# anubias nana mini leaves going yellow?



## Daisy Mae (Jun 21, 2015)

*My bet is nitrogen def*

Both the appearance (new growth/tips) turning yellow, and the situation (zero nitrates in tank) make me more suspicious of nitrogen deficiency. I see this often enough in container plants towards the end of season as the limited soil gets depleted. 

There's not enough livestock poop to give you the nitrogenous by-products which would feed the plants, plus the now increased light is trying to drive the plant to grow more. With less raw material to work with, the plant is showing signs that something is out of balance. 

Iron is another possibility, as I understand that anubias can be prone to it. 

I have noted forum member Aqua Aurora has a lot of experience with anubias. If she doesn't chime in, maybe you can pm her. 

Good luck!


----------



## Raymond S. (Dec 29, 2012)

Someone on here can give you the amounts of it but you need complete ferts.
What you listed is far from that.
http://www.plantedtank.net/forums/showthread.php?t=21944
The extra light and CO2 are going to drive growth, but there is no food.
Flourish Comp is an adequate substitute for the CSM+B...only, it has no macros to speak of.
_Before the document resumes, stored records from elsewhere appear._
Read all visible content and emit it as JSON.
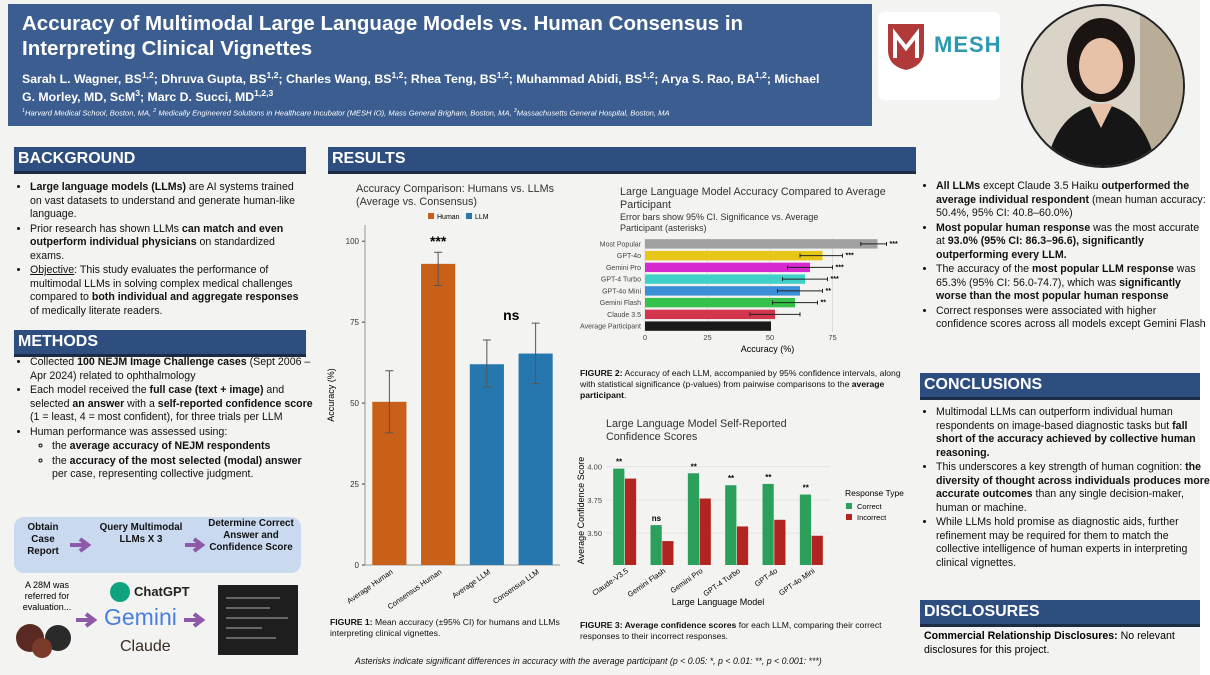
{
  "header": {
    "title": "Accuracy of Multimodal Large Language Models vs. Human Consensus in Interpreting Clinical Vignettes",
    "authors": [
      "Sarah L. Wagner, BS",
      {
        "sup": "1,2"
      },
      "; Dhruva Gupta, BS",
      {
        "sup": "1,2"
      },
      "; Charles Wang, BS",
      {
        "sup": "1,2"
      },
      "; Rhea Teng, BS",
      {
        "sup": "1,2"
      },
      "; Muhammad Abidi, BS",
      {
        "sup": "1,2"
      },
      "; Arya S. Rao, BA",
      {
        "sup": "1,2"
      },
      "; Michael G. Morley, MD, ScM",
      {
        "sup": "3"
      },
      "; Marc D. Succi, MD",
      {
        "sup": "1,2,3"
      }
    ],
    "affiliations": [
      {
        "sup": "1"
      },
      "Harvard Medical School, Boston, MA, ",
      {
        "sup": "2"
      },
      " Medically Engineered Solutions in Healthcare Incubator (MESH IO), Mass General Brigham, Boston, MA, ",
      {
        "sup": "3"
      },
      "Massachusetts General Hospital, Boston, MA"
    ],
    "logo": "MESH"
  },
  "background": {
    "heading": "BACKGROUND",
    "bullets": [
      [
        {
          "bold": "Large language models (LLMs)"
        },
        " are AI systems trained on vast datasets to understand and generate human-like language."
      ],
      [
        "Prior research has shown LLMs ",
        {
          "bold": "can match and even outperform individual physicians"
        },
        " on standardized exams."
      ],
      [
        {
          "u": "Objective"
        },
        ": This study evaluates the performance of multimodal LLMs in solving complex medical challenges compared to ",
        {
          "bold": "both individual and aggregate responses"
        },
        " of medically literate readers."
      ]
    ]
  },
  "methods": {
    "heading": "METHODS",
    "bullets": [
      [
        "Collected ",
        {
          "bold": "100 NEJM Image Challenge cases"
        },
        " (Sept 2006 – Apr 2024) related to ophthalmology"
      ],
      [
        "Each model received the ",
        {
          "bold": "full case (text + image)"
        },
        " and selected ",
        {
          "bold": "an answer"
        },
        " with a ",
        {
          "bold": "self-reported confidence score"
        },
        " (1 = least, 4 = most confident), for three trials per LLM"
      ],
      [
        "Human performance was assessed using:"
      ]
    ],
    "sub_bullets": [
      [
        "the ",
        {
          "bold": "average accuracy of NEJM respondents"
        }
      ],
      [
        "the ",
        {
          "bold": "accuracy of the most selected (modal) answer"
        },
        " per case, representing collective judgment."
      ]
    ],
    "flow": [
      "Obtain Case Report",
      "Query Multimodal LLMs X 3",
      "Determine Correct Answer and Confidence Score"
    ],
    "case_text": "A 28M was referred for evaluation...",
    "logos": [
      "ChatGPT",
      "Gemini",
      "Claude"
    ]
  },
  "results": {
    "heading": "RESULTS",
    "bullets": [
      [
        {
          "bold": "All LLMs"
        },
        " except Claude 3.5 Haiku ",
        {
          "bold": "outperformed the average individual respondent"
        },
        " (mean human accuracy: 50.4%, 95% CI: 40.8–60.0%)"
      ],
      [
        {
          "bold": "Most popular human response"
        },
        " was the most accurate at ",
        {
          "bold": "93.0% (95% CI: 86.3–96.6), significantly outperforming every LLM."
        }
      ],
      [
        "The accuracy of the ",
        {
          "bold": "most popular LLM response"
        },
        " was 65.3% (95% CI: 56.0-74.7), which was ",
        {
          "bold": "significantly worse than the most popular human response"
        }
      ],
      [
        "Correct responses were associated with higher confidence scores across all models except Gemini Flash"
      ]
    ],
    "captions": [
      [
        {
          "bold": "FIGURE 1:"
        },
        " Mean accuracy (±95% CI) for humans and LLMs interpreting clinical vignettes."
      ],
      [
        {
          "bold": "FIGURE 2:"
        },
        " Accuracy of each LLM, accompanied by 95% confidence intervals, along with statistical significance (p-values) from pairwise comparisons to the ",
        {
          "bold": "average participant"
        },
        "."
      ],
      [
        {
          "bold": "FIGURE 3: Average confidence scores"
        },
        " for each LLM, comparing their correct responses to their incorrect responses."
      ]
    ],
    "footnote": "Asterisks indicate significant differences in accuracy with the average participant (p < 0.05: *, p < 0.01: **, p < 0.001: ***)"
  },
  "conclusions": {
    "heading": "CONCLUSIONS",
    "bullets": [
      [
        "Multimodal LLMs can outperform individual human respondents on image-based diagnostic tasks but ",
        {
          "bold": "fall short of the accuracy achieved by collective human reasoning."
        }
      ],
      [
        " This underscores a key strength of human cognition: ",
        {
          "bold": "the diversity of thought across individuals produces more accurate outcomes"
        },
        " than any single decision-maker, human or machine."
      ],
      [
        "While LLMs hold promise as diagnostic aids, further refinement may be required for them to match the collective intelligence of human experts in interpreting clinical vignettes."
      ]
    ]
  },
  "disclosures": {
    "heading": "DISCLOSURES",
    "text": [
      {
        "bold": "Commercial Relationship Disclosures:"
      },
      " No relevant disclosures for this project."
    ]
  },
  "figures": [
    {
      "type": "bar",
      "title": "Accuracy Comparison: Humans vs. LLMs (Average vs. Consensus)",
      "ylabel": "Accuracy (%)",
      "categories": [
        "Average Human",
        "Consensus Human",
        "Average LLM",
        "Consensus LLM"
      ],
      "series": [
        {
          "name": "Human",
          "color": "#c8601a",
          "values": [
            50.4,
            93,
            null,
            null
          ],
          "ci": [
            [
              40.8,
              60
            ],
            [
              86.3,
              96.6
            ],
            null,
            null
          ]
        },
        {
          "name": "LLM",
          "color": "#2677ad",
          "values": [
            null,
            null,
            62,
            65.3
          ],
          "ci": [
            null,
            null,
            [
              55,
              69.5
            ],
            [
              56,
              74.7
            ]
          ]
        }
      ],
      "annotations": [
        "***",
        "ns"
      ],
      "ylim": [
        0,
        105
      ],
      "yticks": [
        0,
        25,
        50,
        75,
        100
      ]
    },
    {
      "type": "hbar",
      "title": "Large Language Model Accuracy Compared to Average Participant",
      "subtitle": "Error bars show 95% CI. Significance vs. Average Participant (asterisks)",
      "xlabel": "Accuracy (%)",
      "categories": [
        "Most Popular",
        "GPT-4o",
        "Gemini Pro",
        "GPT-4 Turbo",
        "GPT-4o Mini",
        "Gemini Flash",
        "Claude 3.5",
        "Average Participant"
      ],
      "values": [
        93,
        71,
        66,
        64,
        62,
        60,
        52,
        50.4
      ],
      "ci": [
        [
          86.3,
          96.6
        ],
        [
          62,
          79
        ],
        [
          57,
          75
        ],
        [
          55,
          73
        ],
        [
          53,
          71
        ],
        [
          51,
          69
        ],
        [
          42,
          62
        ],
        null
      ],
      "colors": [
        "#a0a0a0",
        "#e6c619",
        "#d62ad0",
        "#3fd1c8",
        "#3a8fd6",
        "#35c24a",
        "#d2364d",
        "#1a1a1a"
      ],
      "significance": [
        "***",
        "***",
        "***",
        "***",
        "**",
        "**",
        null,
        null
      ],
      "xlim": [
        0,
        102
      ],
      "xticks": [
        0,
        25,
        50,
        75
      ]
    },
    {
      "type": "grouped-bar",
      "title": "Large Language Model Self-Reported Confidence Scores",
      "ylabel": "Average Confidence Score",
      "xlabel": "Large Language Model",
      "legend_title": "Response Type",
      "categories": [
        "Claude-V3.5",
        "Gemini Flash",
        "Gemini Pro",
        "GPT-4 Turbo",
        "GPT-4o",
        "GPT-4o Mini"
      ],
      "series": [
        {
          "name": "Correct",
          "color": "#2aa05a",
          "values": [
            3.985,
            3.56,
            3.95,
            3.86,
            3.87,
            3.79
          ]
        },
        {
          "name": "Incorrect",
          "color": "#b1241f",
          "values": [
            3.91,
            3.44,
            3.76,
            3.55,
            3.6,
            3.48
          ]
        }
      ],
      "annotations": [
        "**",
        "ns",
        "**",
        "**",
        "**",
        "**"
      ],
      "ylim": [
        3.26,
        4.08
      ],
      "yticks": [
        {
          "value": 3.5,
          "label": "3.50"
        },
        {
          "value": 3.75,
          "label": "3.75"
        },
        {
          "value": 4,
          "label": "4.00"
        }
      ]
    }
  ]
}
You can use only one dose of the EI list instead of three per week.
But with higher lights and injected CO2 the plants can use more than that.
http://www.plantedtank.net/forums/showthread.php?t=107303#2
http://www.plantedtank.net/forums/showthread.php?t=107312


----------



## mattinmd (Aug 16, 2014)

nathank said:


> im using 2 up aqua led lights (was previously using 1 on my old tank). Dosing seachem excel daily, comprehensive each week and potassium as i thought yellowing was a potassium deficiency?
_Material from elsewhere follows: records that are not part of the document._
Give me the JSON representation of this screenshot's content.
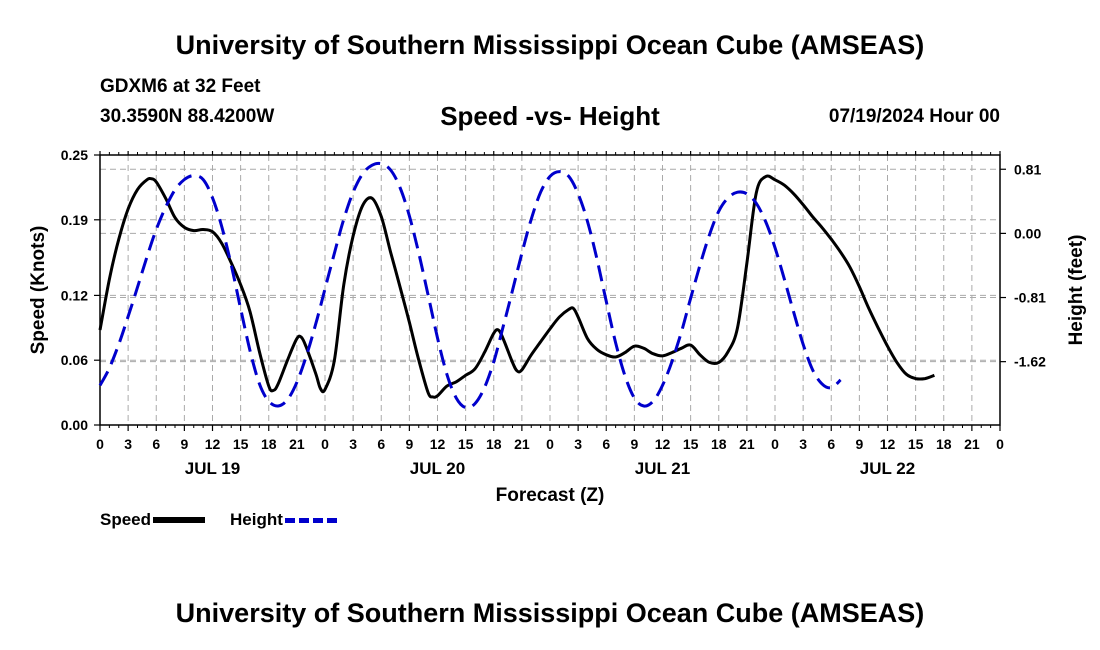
{
  "header": {
    "title": "University of Southern Mississippi Ocean Cube (AMSEAS)",
    "station": "GDXM6 at 32 Feet",
    "coordinates": "30.3590N  88.4200W",
    "subtitle": "Speed -vs- Height",
    "datetime": "07/19/2024 Hour 00"
  },
  "footer": {
    "title": "University of Southern Mississippi Ocean Cube (AMSEAS)"
  },
  "legend": {
    "speed_label": "Speed",
    "height_label": "Height"
  },
  "colors": {
    "speed": "#000000",
    "height": "#0000cc",
    "grid": "#aaaaaa"
  },
  "chart_data": {
    "type": "line",
    "xlabel": "Forecast (Z)",
    "ylabel_left": "Speed (Knots)",
    "ylabel_right": "Height (feet)",
    "xlim": [
      0,
      96
    ],
    "ylim_left": [
      0,
      0.25
    ],
    "ylim_right": [
      -2.42,
      0.99
    ],
    "grid": true,
    "x_ticks": [
      0,
      3,
      6,
      9,
      12,
      15,
      18,
      21,
      24,
      27,
      30,
      33,
      36,
      39,
      42,
      45,
      48,
      51,
      54,
      57,
      60,
      63,
      66,
      69,
      72,
      75,
      78,
      81,
      84,
      87,
      90,
      93,
      96
    ],
    "x_tick_labels": [
      "0",
      "3",
      "6",
      "9",
      "12",
      "15",
      "18",
      "21",
      "0",
      "3",
      "6",
      "9",
      "12",
      "15",
      "18",
      "21",
      "0",
      "3",
      "6",
      "9",
      "12",
      "15",
      "18",
      "21",
      "0",
      "3",
      "6",
      "9",
      "12",
      "15",
      "18",
      "21",
      "0"
    ],
    "date_labels": [
      {
        "label": "JUL 19",
        "x": 12
      },
      {
        "label": "JUL 20",
        "x": 36
      },
      {
        "label": "JUL 21",
        "x": 60
      },
      {
        "label": "JUL 22",
        "x": 84
      }
    ],
    "y_left_ticks": [
      0.0,
      0.06,
      0.12,
      0.19,
      0.25
    ],
    "y_left_tick_labels": [
      "0.00",
      "0.06",
      "0.12",
      "0.19",
      "0.25"
    ],
    "y_right_ticks": [
      0.81,
      0.0,
      -0.81,
      -1.62
    ],
    "y_right_tick_labels": [
      "0.81",
      "0.00",
      "-0.81",
      "-1.62"
    ],
    "series": [
      {
        "name": "Speed",
        "axis": "left",
        "style": "solid",
        "points": [
          [
            0,
            0.088
          ],
          [
            1,
            0.135
          ],
          [
            2,
            0.172
          ],
          [
            3,
            0.2
          ],
          [
            4,
            0.218
          ],
          [
            5,
            0.227
          ],
          [
            5.5,
            0.228
          ],
          [
            6,
            0.225
          ],
          [
            7,
            0.21
          ],
          [
            8,
            0.192
          ],
          [
            9,
            0.183
          ],
          [
            10,
            0.18
          ],
          [
            11,
            0.181
          ],
          [
            12,
            0.179
          ],
          [
            13,
            0.168
          ],
          [
            14,
            0.15
          ],
          [
            15,
            0.13
          ],
          [
            16,
            0.105
          ],
          [
            17,
            0.068
          ],
          [
            18,
            0.036
          ],
          [
            18.5,
            0.032
          ],
          [
            19,
            0.038
          ],
          [
            20,
            0.06
          ],
          [
            21,
            0.08
          ],
          [
            21.5,
            0.081
          ],
          [
            22,
            0.072
          ],
          [
            23,
            0.048
          ],
          [
            23.5,
            0.034
          ],
          [
            24,
            0.033
          ],
          [
            25,
            0.06
          ],
          [
            26,
            0.13
          ],
          [
            27,
            0.175
          ],
          [
            28,
            0.203
          ],
          [
            29,
            0.21
          ],
          [
            30,
            0.193
          ],
          [
            31,
            0.16
          ],
          [
            32,
            0.128
          ],
          [
            33,
            0.095
          ],
          [
            34,
            0.06
          ],
          [
            35,
            0.03
          ],
          [
            35.5,
            0.026
          ],
          [
            36,
            0.027
          ],
          [
            37,
            0.036
          ],
          [
            38,
            0.04
          ],
          [
            39,
            0.046
          ],
          [
            40,
            0.052
          ],
          [
            41,
            0.067
          ],
          [
            42,
            0.085
          ],
          [
            42.5,
            0.088
          ],
          [
            43,
            0.08
          ],
          [
            44,
            0.058
          ],
          [
            44.5,
            0.05
          ],
          [
            45,
            0.051
          ],
          [
            46,
            0.065
          ],
          [
            47,
            0.077
          ],
          [
            48,
            0.089
          ],
          [
            49,
            0.1
          ],
          [
            50,
            0.107
          ],
          [
            50.5,
            0.108
          ],
          [
            51,
            0.1
          ],
          [
            52,
            0.08
          ],
          [
            53,
            0.07
          ],
          [
            54,
            0.065
          ],
          [
            55,
            0.063
          ],
          [
            56,
            0.067
          ],
          [
            57,
            0.073
          ],
          [
            58,
            0.071
          ],
          [
            59,
            0.066
          ],
          [
            60,
            0.064
          ],
          [
            61,
            0.067
          ],
          [
            62,
            0.071
          ],
          [
            63,
            0.074
          ],
          [
            64,
            0.065
          ],
          [
            65,
            0.058
          ],
          [
            66,
            0.058
          ],
          [
            67,
            0.068
          ],
          [
            68,
            0.09
          ],
          [
            69,
            0.15
          ],
          [
            70,
            0.215
          ],
          [
            71,
            0.23
          ],
          [
            72,
            0.227
          ],
          [
            73,
            0.222
          ],
          [
            74,
            0.214
          ],
          [
            75,
            0.204
          ],
          [
            76,
            0.193
          ],
          [
            77,
            0.183
          ],
          [
            78,
            0.172
          ],
          [
            79,
            0.16
          ],
          [
            80,
            0.146
          ],
          [
            81,
            0.128
          ],
          [
            82,
            0.108
          ],
          [
            83,
            0.09
          ],
          [
            84,
            0.073
          ],
          [
            85,
            0.058
          ],
          [
            86,
            0.047
          ],
          [
            87,
            0.043
          ],
          [
            88,
            0.043
          ],
          [
            89,
            0.046
          ]
        ]
      },
      {
        "name": "Height",
        "axis": "right",
        "style": "dashed",
        "points": [
          [
            0,
            -1.92
          ],
          [
            1,
            -1.7
          ],
          [
            2,
            -1.4
          ],
          [
            3,
            -1.05
          ],
          [
            4,
            -0.68
          ],
          [
            5,
            -0.3
          ],
          [
            6,
            0.05
          ],
          [
            7,
            0.33
          ],
          [
            8,
            0.55
          ],
          [
            9,
            0.68
          ],
          [
            10,
            0.73
          ],
          [
            11,
            0.68
          ],
          [
            12,
            0.45
          ],
          [
            13,
            0.08
          ],
          [
            14,
            -0.4
          ],
          [
            15,
            -0.95
          ],
          [
            16,
            -1.48
          ],
          [
            17,
            -1.9
          ],
          [
            18,
            -2.12
          ],
          [
            19,
            -2.18
          ],
          [
            20,
            -2.1
          ],
          [
            21,
            -1.88
          ],
          [
            22,
            -1.55
          ],
          [
            23,
            -1.15
          ],
          [
            24,
            -0.7
          ],
          [
            25,
            -0.25
          ],
          [
            26,
            0.18
          ],
          [
            27,
            0.52
          ],
          [
            28,
            0.75
          ],
          [
            29,
            0.86
          ],
          [
            30,
            0.88
          ],
          [
            31,
            0.8
          ],
          [
            32,
            0.58
          ],
          [
            33,
            0.22
          ],
          [
            34,
            -0.25
          ],
          [
            35,
            -0.78
          ],
          [
            36,
            -1.32
          ],
          [
            37,
            -1.78
          ],
          [
            38,
            -2.08
          ],
          [
            39,
            -2.2
          ],
          [
            40,
            -2.15
          ],
          [
            41,
            -1.95
          ],
          [
            42,
            -1.62
          ],
          [
            43,
            -1.18
          ],
          [
            44,
            -0.72
          ],
          [
            45,
            -0.25
          ],
          [
            46,
            0.18
          ],
          [
            47,
            0.52
          ],
          [
            48,
            0.72
          ],
          [
            49,
            0.78
          ],
          [
            50,
            0.72
          ],
          [
            51,
            0.5
          ],
          [
            52,
            0.15
          ],
          [
            53,
            -0.32
          ],
          [
            54,
            -0.86
          ],
          [
            55,
            -1.38
          ],
          [
            56,
            -1.8
          ],
          [
            57,
            -2.08
          ],
          [
            58,
            -2.18
          ],
          [
            59,
            -2.12
          ],
          [
            60,
            -1.92
          ],
          [
            61,
            -1.62
          ],
          [
            62,
            -1.25
          ],
          [
            63,
            -0.82
          ],
          [
            64,
            -0.4
          ],
          [
            65,
            -0.02
          ],
          [
            66,
            0.28
          ],
          [
            67,
            0.45
          ],
          [
            68,
            0.52
          ],
          [
            69,
            0.5
          ],
          [
            70,
            0.38
          ],
          [
            71,
            0.15
          ],
          [
            72,
            -0.18
          ],
          [
            73,
            -0.58
          ],
          [
            74,
            -1.0
          ],
          [
            75,
            -1.4
          ],
          [
            76,
            -1.72
          ],
          [
            77,
            -1.9
          ],
          [
            78,
            -1.95
          ],
          [
            79,
            -1.85
          ]
        ]
      }
    ]
  }
}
Potassium results in necrotic spots all over the leaves, ie: pinholes, not yellowing.

I can't see your pictures at the moment, but yellowing is usually caused by:

Nitrogen - Yellow in old growth, eventually effects new growth too.
Magnesium - Yellowing of old growth, but the veins tend to remain green.
Iron - yellow in new growth, while old remains green.

You can look at some pictures at:
http://deficiencyfinder.com/


----------



## nathank (Mar 11, 2014)

thanks for the input guys, im just confused as i was actually adding less ferts in my previous tank and they were doing far better. But i was using co2


----------



## mattinmd (Aug 16, 2014)

Interesting.. 

So looking at the pictures, I see pinholes, so potassium deficiency is present. It is possible that the potassium issue is now corrected, and now nitrate deficiency is showing..

did the CO2 tank have livestock in it, or just the same TB shrimp?

Does the new tank have more nutrient hungry fast growing plants?

Just tossing out ideas..


----------



## nathank (Mar 11, 2014)

no the new the tank has less plants, only crypt parva an anubias at this point. The previous tank only had 10 red cherry shrimp and i wasnt really feeding them that often, once a week maybe.

Ill correct the nitrogen deficiency and then see what happens. Just anubias being so slow growing it takes a while to see if the issues have been corrected, unlike stem plants you can tell reasonably quickly.

The anubias are getting worse each day


----------